At this rate my pool will empty almost as fast as I can fill it.

I am using the following equations for computing the Pressures (in Pa, and in visualbasic)

Public Function Vap_Pres_Sat(TempK As Double) As Double

Vap_Pres_Sat = 22105649.25 * Exp((-27405.526 + 97.5413 * TempK + -0.146244 * TempK ^ 2 + 0.00012558 * TempK ^ 3 + -0.000000048502 * TempK ^ 4) / (4.34903 * TempK - 0.0039381 * TempK ^ 2))

End Function

Public Function Vap_Pres(TempK As Double, RH As Double) As Double

Vap_Pres = Vap_Pres_Sat(TempK) * RH

End Function

4. Jul 2, 2008

### RTW69

Pw@25 C = 23.71 mmHG

Ps@ 18 C = 15.46 mmHG ( 25 C air temp, 50% RH)

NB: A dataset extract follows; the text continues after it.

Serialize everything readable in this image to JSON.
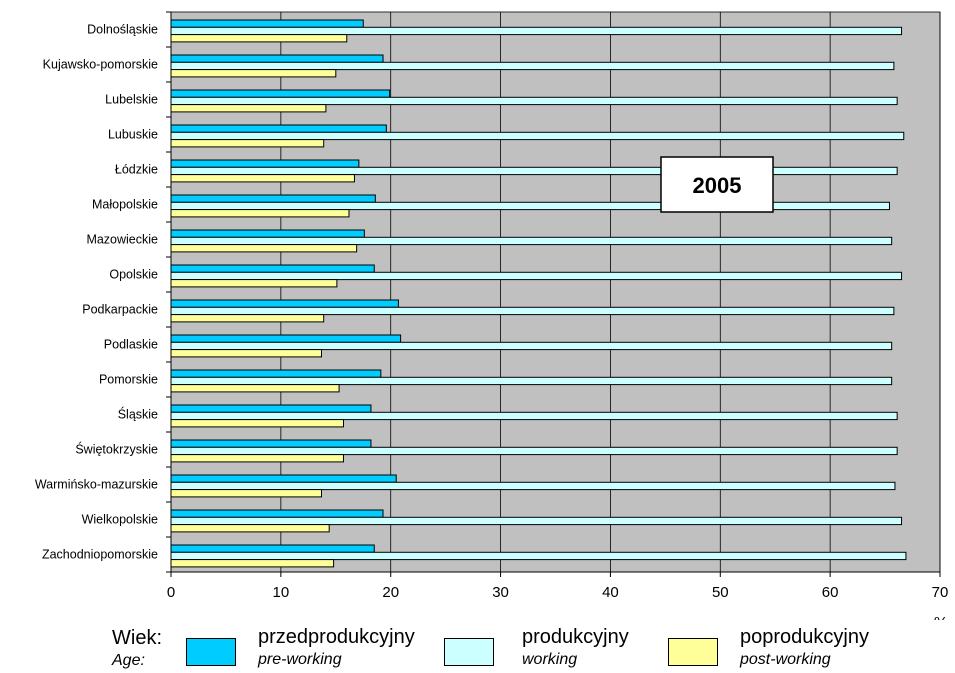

m-dot= 2 KG/hr, that is about .0022 cm/hr drop in water level for a 9 m^2 surface area

For a vapor pressure calculator goto:

www.csgnetwork.com/vaporpressurecalc.html

To review evaporation rate information goto:

"Measurement and analysis of Evaporation from an inactive outdoor swimming pool"

www.p2pays.org/ref/19/18985.pdf

5. May 3, 2010

### poolguy

I don't have a formula for you, however, I can tell you from experience that you can expect no more than a 1/2 inch of evaporation, for a full day, in the hottest of weather. You can expect increased evaporation if you are in a very windy area. If you think your evaporating too much water, turn the pool off overnight, if you've lost water overnite chances are you have a leak.

6. May 7, 2010

### Bob S

See

http://www.rlmartin.com/rspec/whatis/equations.htm [Broken]

Bob S

Last edited by a moderator: May 4, 2017